Now Apollo comes back on stage; this time, he is armed with a bow and arrows.
Apollo tells the Furies to scram.
But the Furies aren't going to be scared away quite so easily.
Instead, they demand that Apollo take responsibility for making Orestes kill his mother. Apollo says, "Sure, I told him to do it through my oracle." Then Apollo also admits that he told Orestes to take sanctuary in his temple after he had done the deed.
When Apollo then tells the Furies to get out of his temple, they reply that they're only doing their job: to "drive matricides from their houses." (210)
But then Apollo says, "Oh yeah? Well what about somebody who killed her own husband? What would you do about her, huh? Tell me that, if you're so smart."
"At least someone who kills her own husband isn't killing someone from her own blood," the Furies reply.

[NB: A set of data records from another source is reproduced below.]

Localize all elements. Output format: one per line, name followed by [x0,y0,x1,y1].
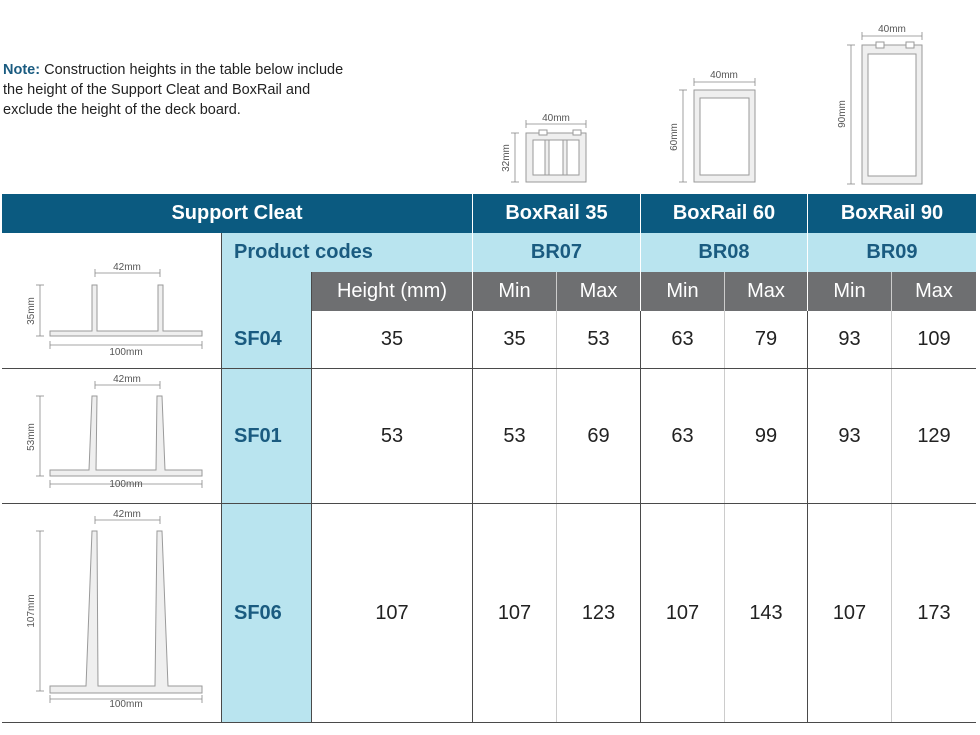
boxrail-90-header: BoxRail 90 [808,194,976,233]
table-divider [640,311,641,723]
boxrail-60-width-label: 40mm [710,70,738,81]
sf06-br08-max: 143 [725,504,807,722]
sf04-br09-min: 93 [808,311,891,368]
support-cleat-diagrams: 42mm 35mm 100mm 42mm 53mm 100mm 42mm 10 [26,262,203,710]
sf04-width-label: 42mm [113,262,141,273]
sf01-base-label: 100mm [109,479,142,490]
min-label-br07: Min [473,272,556,311]
sf04-br08-max: 79 [725,311,807,368]
sf04-br09-max: 109 [892,311,976,368]
boxrail-35-diagram: 40mm 32mm [501,113,587,183]
boxrail-35-header: BoxRail 35 [473,194,640,233]
rail-code-br09: BR09 [808,233,976,272]
product-codes-label: Product codes [222,233,472,272]
height-sf01: 53 [312,369,472,503]
sf01-br09-min: 93 [808,369,891,503]
boxrail-diagrams: 40mm 32mm 40mm 60mm 40mm 90mm [501,24,923,185]
support-cleat-header: Support Cleat [2,194,472,233]
boxrail-90-width-label: 40mm [878,24,906,35]
boxrail-35-height-label: 32mm [501,144,512,172]
sf04-br07-max: 53 [557,311,640,368]
sf04-br08-min: 63 [641,311,724,368]
sf01-br08-max: 99 [725,369,807,503]
rail-code-br07: BR07 [473,233,640,272]
table-divider [891,272,892,723]
cleat-code-sf01: SF01 [222,369,311,503]
height-sf04: 35 [312,311,472,368]
table-divider [2,368,976,369]
max-label-br07: Max [557,272,640,311]
table-divider [724,272,725,723]
table-divider [221,233,222,723]
sf04-diagram: 42mm 35mm 100mm [26,262,203,358]
sf06-diagram: 42mm 107mm 100mm [26,509,203,710]
sf06-br08-min: 107 [641,504,724,722]
sf01-height-label: 53mm [26,423,37,451]
table-divider [472,311,473,723]
table-divider [556,272,557,723]
height-sf06: 107 [312,504,472,722]
cleat-code-sf06: SF06 [222,504,311,722]
sf01-diagram: 42mm 53mm 100mm [26,374,203,490]
min-label-br09: Min [808,272,891,311]
max-label-br08: Max [725,272,807,311]
rail-code-br08: BR08 [641,233,807,272]
cleat-code-sf04: SF04 [222,311,311,368]
sf06-height-label: 107mm [26,594,37,627]
sf01-br09-max: 129 [892,369,976,503]
sf01-br07-max: 69 [557,369,640,503]
sf06-br07-min: 107 [473,504,556,722]
construction-note: Note: Construction heights in the table … [3,60,363,120]
min-label-br08: Min [641,272,724,311]
table-divider [807,311,808,723]
boxrail-60-height-label: 60mm [669,123,680,151]
sf04-br07-min: 35 [473,311,556,368]
height-mm-label: Height (mm) [312,272,472,311]
sf04-height-label: 35mm [26,297,37,325]
sf04-base-label: 100mm [109,347,142,358]
boxrail-35-width-label: 40mm [542,113,570,124]
sf06-width-label: 42mm [113,509,141,520]
boxrail-90-height-label: 90mm [837,100,848,128]
sf01-br07-min: 53 [473,369,556,503]
boxrail-60-diagram: 40mm 60mm [669,70,756,183]
boxrail-90-diagram: 40mm 90mm [837,24,923,185]
sf06-br07-max: 123 [557,504,640,722]
table-divider [2,503,976,504]
table-divider [311,272,312,723]
sf06-base-label: 100mm [109,699,142,710]
sf06-br09-min: 107 [808,504,891,722]
sf01-br08-min: 63 [641,369,724,503]
table-divider [2,722,976,723]
note-text: Construction heights in the table below … [3,62,344,118]
cleat-code-column-top [222,272,311,311]
sf06-br09-max: 173 [892,504,976,722]
boxrail-60-header: BoxRail 60 [641,194,807,233]
max-label-br09: Max [892,272,976,311]
sf01-width-label: 42mm [113,374,141,385]
note-label: Note: [3,62,41,78]
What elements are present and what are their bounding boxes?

In response, Apollo points out that the Furies' attitude contradicts the vows made at marriage; he seems to be saying that, at marriage, two people become "one flesh" as the Christian tradition calls it (clearly, this is a more universal idea than just Christian). The way he sees it, if you kill the person you're married to, it is killing your own blood.
From that, Apollo goes on to accuse the Furies of being inconsistent: if they're so fixated on getting Orestes, why don't they care about the fact that Clytemnestra killed Agamemnon?
The Furies don't have much of a comeback to that. Instead they say, "It's our job. Sorry, can't talk, gotta go chase Orestes now—bye."
And with that, the Furies race offstage to follow Orestes to Athens.
Apollo swears to stand by Orestes, through thick and through thin. Then, he too leaves the stage.